A
friend of mine recently disclosed her son is a victim of sexual abuse. A cousin had come forward with a narrative
that covered a number of other cousins, including her son. Heartbreak and guilt poured out as she
struggled to come to grips with how she would tell her husband, working in
Australia. As a grandmother to four boys
I absorbed the realisation that, statistically, the chances of them reaching
their teens without one of them experiencing abuse are grim.
North American studies
consistently conclude that one in six boys will experience sexual abuse; the
median age being nine years old. Most of
these victims will never tell anyone. Instead
they will exhibit behaviours that range from petty lying and pinching to violence,
drug and alcohol abuse, and broken relationships.
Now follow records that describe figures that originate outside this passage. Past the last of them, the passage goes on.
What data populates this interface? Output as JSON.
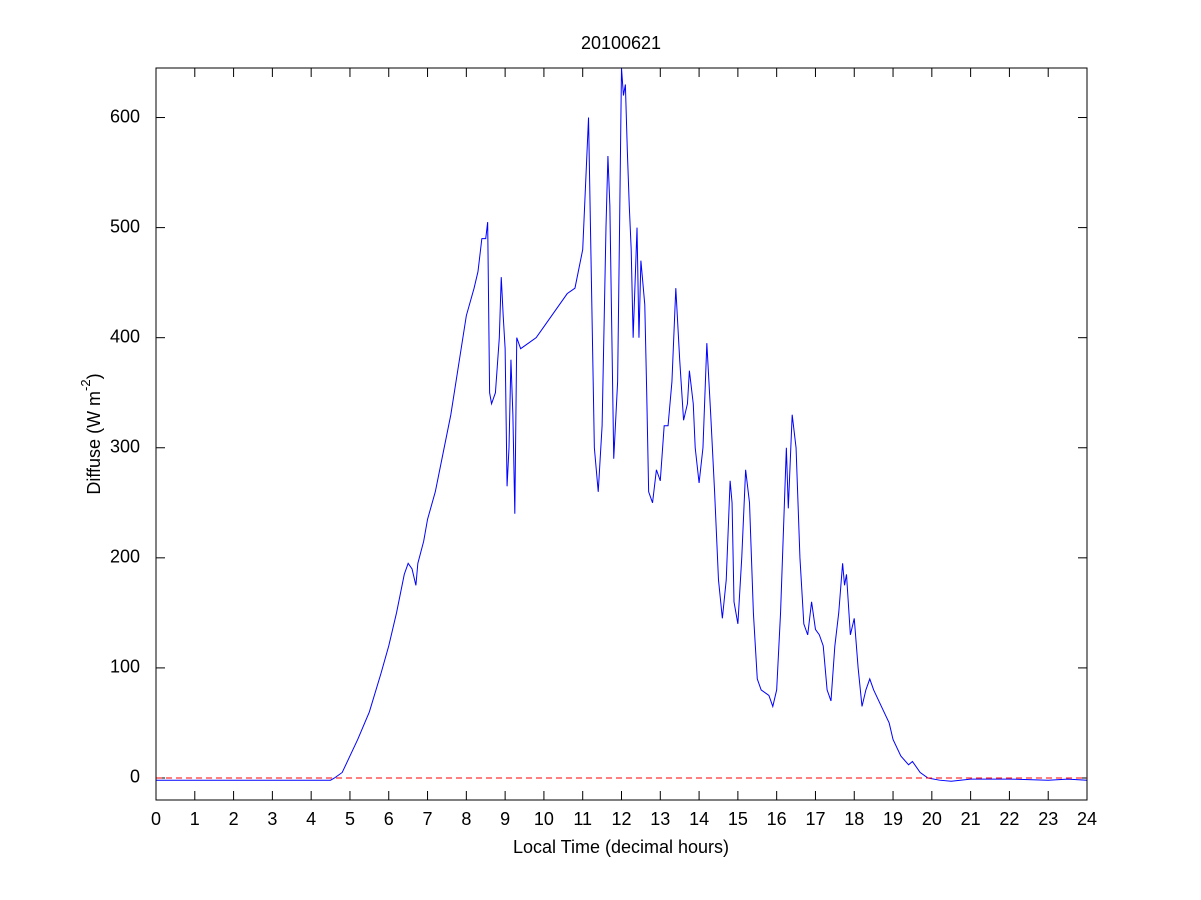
{
  "chart_data": {
    "type": "line",
    "title": "20100621",
    "xlabel": "Local Time (decimal hours)",
    "ylabel": {
      "text": "Diffuse (W m",
      "superscript": "-2",
      "suffix": ")"
    },
    "xlim": [
      0,
      24
    ],
    "xticks": [
      0,
      1,
      2,
      3,
      4,
      5,
      6,
      7,
      8,
      9,
      10,
      11,
      12,
      13,
      14,
      15,
      16,
      17,
      18,
      19,
      20,
      21,
      22,
      23,
      24
    ],
    "ylim": [
      -20,
      645
    ],
    "yticks": [
      0,
      100,
      200,
      300,
      400,
      500,
      600
    ],
    "grid": false,
    "reference_line": {
      "value": 0,
      "color": "#ff0000",
      "style": "dashed"
    },
    "series": [
      {
        "color": "#0000ff",
        "x": [
          0,
          1,
          2,
          3,
          4,
          4.5,
          4.6,
          4.8,
          5.0,
          5.2,
          5.5,
          5.8,
          6.0,
          6.2,
          6.4,
          6.5,
          6.6,
          6.7,
          6.75,
          6.9,
          7.0,
          7.2,
          7.4,
          7.6,
          7.8,
          8.0,
          8.2,
          8.3,
          8.4,
          8.5,
          8.55,
          8.6,
          8.65,
          8.75,
          8.85,
          8.9,
          8.95,
          9.0,
          9.05,
          9.1,
          9.15,
          9.2,
          9.25,
          9.3,
          9.4,
          9.6,
          9.8,
          10.0,
          10.2,
          10.4,
          10.6,
          10.8,
          11.0,
          11.1,
          11.15,
          11.2,
          11.3,
          11.4,
          11.5,
          11.6,
          11.65,
          11.7,
          11.8,
          11.9,
          11.95,
          12.0,
          12.05,
          12.1,
          12.15,
          12.2,
          12.25,
          12.3,
          12.4,
          12.45,
          12.5,
          12.6,
          12.65,
          12.7,
          12.8,
          12.9,
          13.0,
          13.1,
          13.2,
          13.3,
          13.4,
          13.5,
          13.6,
          13.7,
          13.75,
          13.85,
          13.9,
          14.0,
          14.1,
          14.2,
          14.3,
          14.4,
          14.5,
          14.6,
          14.7,
          14.8,
          14.85,
          14.9,
          15.0,
          15.1,
          15.2,
          15.3,
          15.4,
          15.5,
          15.6,
          15.8,
          15.9,
          16.0,
          16.1,
          16.2,
          16.25,
          16.3,
          16.4,
          16.5,
          16.6,
          16.7,
          16.8,
          16.9,
          17.0,
          17.1,
          17.2,
          17.3,
          17.4,
          17.5,
          17.6,
          17.7,
          17.75,
          17.8,
          17.9,
          18.0,
          18.1,
          18.2,
          18.3,
          18.4,
          18.5,
          18.7,
          18.9,
          19.0,
          19.2,
          19.4,
          19.5,
          19.7,
          19.9,
          20.2,
          20.5,
          21,
          22,
          23,
          23.5,
          24
        ],
        "values": [
          -2,
          -2,
          -2,
          -2,
          -2,
          -2,
          0,
          5,
          20,
          35,
          60,
          95,
          120,
          150,
          185,
          195,
          190,
          175,
          195,
          215,
          235,
          260,
          295,
          330,
          375,
          420,
          445,
          460,
          490,
          490,
          505,
          350,
          340,
          350,
          400,
          455,
          420,
          390,
          265,
          300,
          380,
          330,
          240,
          400,
          390,
          395,
          400,
          410,
          420,
          430,
          440,
          445,
          480,
          560,
          600,
          500,
          300,
          260,
          320,
          500,
          565,
          520,
          290,
          360,
          500,
          645,
          620,
          630,
          570,
          520,
          480,
          400,
          500,
          400,
          470,
          430,
          350,
          260,
          250,
          280,
          270,
          320,
          320,
          360,
          445,
          380,
          325,
          340,
          370,
          340,
          300,
          268,
          300,
          395,
          330,
          260,
          180,
          145,
          180,
          270,
          250,
          160,
          140,
          200,
          280,
          250,
          150,
          90,
          80,
          75,
          65,
          80,
          150,
          250,
          300,
          245,
          330,
          300,
          200,
          140,
          130,
          160,
          135,
          130,
          120,
          80,
          70,
          120,
          150,
          195,
          175,
          185,
          130,
          145,
          100,
          65,
          80,
          90,
          80,
          65,
          50,
          35,
          20,
          12,
          15,
          5,
          0,
          -2,
          -3,
          -1,
          -1,
          -2,
          -1,
          -2
        ]
      }
    ]
  }
}
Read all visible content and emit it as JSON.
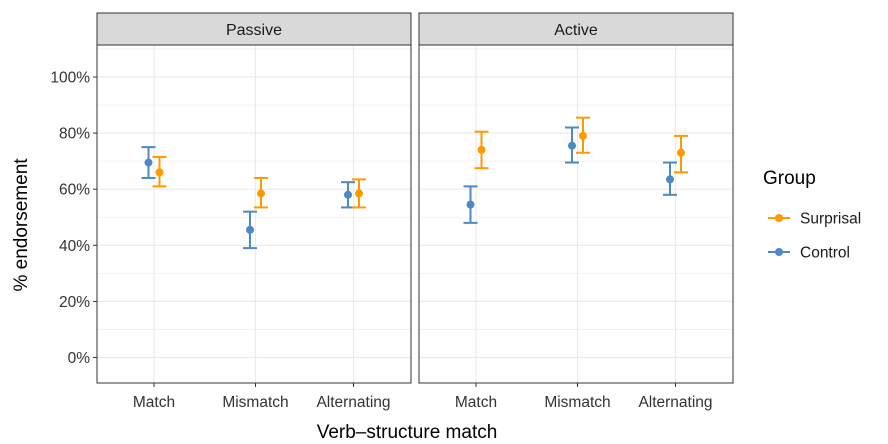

They will face a higher risk of suicidality, and
in extreme cases may become abusers themselves later in life. Like a stone dropped in the water, the ripple
effects can echo for generations.
In Māori society our cultural
bias maintains that real men cannot be victims.
In general we expect our men to be confident, knowledgeable and assertive,
even aggressive. As most offenders are men,
to be their victim can be seen to mean that one is either an inadequate male or
is struggling with homosexuality which, although not as repugnant as it once
was, still has enough stigma attached to it to add to the confusion and fear
around abuse.
Altogether these factors make the abuse a Big Secret and encourage the victims to seal it and themselves up in silence. When they finally break open, their mother’s shoulder may be softer to cry on, but it’s their father’s response to the abuse that will determine their recovery.
So this is a message, a plea really, to
all you tuakana
teina, matua, koro and koroua out there.
Sure you have every right to be angry about the abuse. But if you’re going to act out, do it away
from our boys. They need you to show a
different kind of leadership now.
The Big Secret will only lose its power
when it’s exposed, and when it does come out they need to see nothing but love
in your eyes. They need to know they are
victims of abuse – not participators.
They need the assurance that their masculinity has been assaulted – not
extinguished. So when you’re with them,
set aside your questions and listen, or talk honestly about your own
experiences. If you’re struggling to do
that, then look for help from others who’ve been there.
It’s going to take mighty men of aroha
to help our sons break the silence and the secrecy with which men of abuse have
bound them. They need you to be those men of aroha. You can do it. You must.